I watched the “Chewbacca mom” video a couple days ago and… it touched my soul. Just a short video of a woman putting on a mask and laughing. What struck me was the pure, unhindered joy. So much excitement and happiness, unleashed without a care who was watching or may see.
So many times, I feel, we are told to quiet down, to hold back. Don’t get so excited. Don’t expect anyone to rejoice with you. Hold it in, lest you be dubbed “the loud one,” “the annoying one,” “the overexcited one.”

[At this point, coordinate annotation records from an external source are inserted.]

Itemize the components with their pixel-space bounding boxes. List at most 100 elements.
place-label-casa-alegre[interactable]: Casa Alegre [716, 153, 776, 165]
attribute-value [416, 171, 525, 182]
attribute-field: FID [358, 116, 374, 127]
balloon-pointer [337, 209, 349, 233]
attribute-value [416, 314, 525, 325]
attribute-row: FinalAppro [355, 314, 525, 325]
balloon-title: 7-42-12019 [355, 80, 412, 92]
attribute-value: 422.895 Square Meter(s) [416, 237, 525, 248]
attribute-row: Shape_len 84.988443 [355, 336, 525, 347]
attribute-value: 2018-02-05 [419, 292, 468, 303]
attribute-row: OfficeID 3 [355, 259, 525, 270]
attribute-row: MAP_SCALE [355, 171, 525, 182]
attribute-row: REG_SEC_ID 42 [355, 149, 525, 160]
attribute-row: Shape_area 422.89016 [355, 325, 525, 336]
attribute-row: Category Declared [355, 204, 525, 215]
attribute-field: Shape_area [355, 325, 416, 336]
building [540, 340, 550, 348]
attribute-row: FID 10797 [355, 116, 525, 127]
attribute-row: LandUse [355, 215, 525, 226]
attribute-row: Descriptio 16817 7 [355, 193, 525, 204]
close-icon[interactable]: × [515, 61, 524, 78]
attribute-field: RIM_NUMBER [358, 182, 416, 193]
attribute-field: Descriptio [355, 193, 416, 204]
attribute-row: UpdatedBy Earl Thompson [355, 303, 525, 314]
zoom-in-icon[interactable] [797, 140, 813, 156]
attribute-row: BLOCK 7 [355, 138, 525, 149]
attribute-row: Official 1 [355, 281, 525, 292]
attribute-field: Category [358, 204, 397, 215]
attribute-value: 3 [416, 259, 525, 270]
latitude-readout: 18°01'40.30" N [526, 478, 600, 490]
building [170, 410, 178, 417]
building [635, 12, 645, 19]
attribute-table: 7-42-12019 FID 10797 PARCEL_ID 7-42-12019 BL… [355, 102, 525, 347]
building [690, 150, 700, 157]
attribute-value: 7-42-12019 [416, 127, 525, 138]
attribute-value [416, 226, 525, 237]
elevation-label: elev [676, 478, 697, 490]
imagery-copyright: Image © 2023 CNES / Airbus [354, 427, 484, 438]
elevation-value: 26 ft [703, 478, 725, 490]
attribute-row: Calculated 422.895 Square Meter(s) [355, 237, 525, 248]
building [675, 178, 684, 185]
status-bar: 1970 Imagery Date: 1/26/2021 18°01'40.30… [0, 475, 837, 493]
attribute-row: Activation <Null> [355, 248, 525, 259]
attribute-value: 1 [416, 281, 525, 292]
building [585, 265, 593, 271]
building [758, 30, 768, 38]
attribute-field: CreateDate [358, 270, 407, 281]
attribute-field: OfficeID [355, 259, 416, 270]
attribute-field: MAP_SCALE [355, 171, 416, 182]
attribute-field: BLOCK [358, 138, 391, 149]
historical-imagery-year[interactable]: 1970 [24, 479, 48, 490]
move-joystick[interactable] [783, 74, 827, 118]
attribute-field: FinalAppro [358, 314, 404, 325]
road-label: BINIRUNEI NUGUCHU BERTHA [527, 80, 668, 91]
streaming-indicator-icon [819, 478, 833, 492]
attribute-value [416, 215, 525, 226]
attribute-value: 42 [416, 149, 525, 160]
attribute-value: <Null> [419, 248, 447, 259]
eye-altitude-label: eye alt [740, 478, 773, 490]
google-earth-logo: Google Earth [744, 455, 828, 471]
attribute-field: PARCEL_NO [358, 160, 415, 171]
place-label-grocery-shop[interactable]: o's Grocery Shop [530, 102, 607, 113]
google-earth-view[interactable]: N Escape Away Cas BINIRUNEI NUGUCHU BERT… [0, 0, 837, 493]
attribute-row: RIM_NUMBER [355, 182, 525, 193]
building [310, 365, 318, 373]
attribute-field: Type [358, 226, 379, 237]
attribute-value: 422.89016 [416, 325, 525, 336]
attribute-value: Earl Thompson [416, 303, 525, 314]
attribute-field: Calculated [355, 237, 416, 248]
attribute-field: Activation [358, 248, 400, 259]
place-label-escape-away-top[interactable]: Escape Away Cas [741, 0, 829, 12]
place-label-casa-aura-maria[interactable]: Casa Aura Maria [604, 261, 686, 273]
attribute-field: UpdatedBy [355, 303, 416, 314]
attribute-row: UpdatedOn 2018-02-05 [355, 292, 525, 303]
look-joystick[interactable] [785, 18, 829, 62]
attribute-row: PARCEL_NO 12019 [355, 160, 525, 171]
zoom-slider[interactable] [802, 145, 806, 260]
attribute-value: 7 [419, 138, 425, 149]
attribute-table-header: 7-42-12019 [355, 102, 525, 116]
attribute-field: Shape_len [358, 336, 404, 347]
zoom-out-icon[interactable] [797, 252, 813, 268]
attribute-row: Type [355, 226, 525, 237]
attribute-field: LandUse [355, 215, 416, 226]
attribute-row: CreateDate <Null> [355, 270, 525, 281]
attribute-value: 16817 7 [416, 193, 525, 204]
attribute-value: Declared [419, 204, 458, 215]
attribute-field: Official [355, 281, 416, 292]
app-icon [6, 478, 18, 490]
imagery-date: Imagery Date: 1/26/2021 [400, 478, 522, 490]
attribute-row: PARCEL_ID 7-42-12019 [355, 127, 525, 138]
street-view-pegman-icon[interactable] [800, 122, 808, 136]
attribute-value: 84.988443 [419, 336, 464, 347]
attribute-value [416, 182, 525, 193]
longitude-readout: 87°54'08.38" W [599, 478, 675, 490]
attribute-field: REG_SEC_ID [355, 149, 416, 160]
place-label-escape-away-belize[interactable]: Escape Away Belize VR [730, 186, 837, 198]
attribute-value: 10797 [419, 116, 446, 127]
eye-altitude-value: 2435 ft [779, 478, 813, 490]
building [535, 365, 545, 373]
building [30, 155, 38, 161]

I have been the loud one, the one who talks too much and has too many opinions. I’ve regularly censored my excitement and my thoughts, so as not to be “that person.” I’ve daydreamed about being a person who could just… laugh honestly and without restraint. Too often, I’ve spent an entire social interaction or event making sure I’m holding back enough of myself that I won’t annoy the people around me. Too often, I cut off my laughter before I could even reach a point of true joy, because I worry that the people I’m with will be disgusted with me.
There is something so poignant about watching someone let go and laugh, unabashed, unafraid. Free.
If only we would give ourselves the permission to truly be ourselves. To express our excitement in such a completely beautiful way as “Chewbacca mom.”
As much as the video gave me a good laugh and a look at my own lack of confidence in some ways, it also provided a spark of hope. Someone may not like my laugh, but maybe, just maybe, there is someone whose day would be entirely brightened by it, as millions of days were brightened by the simple joy of a woman and her Chewbacca mask.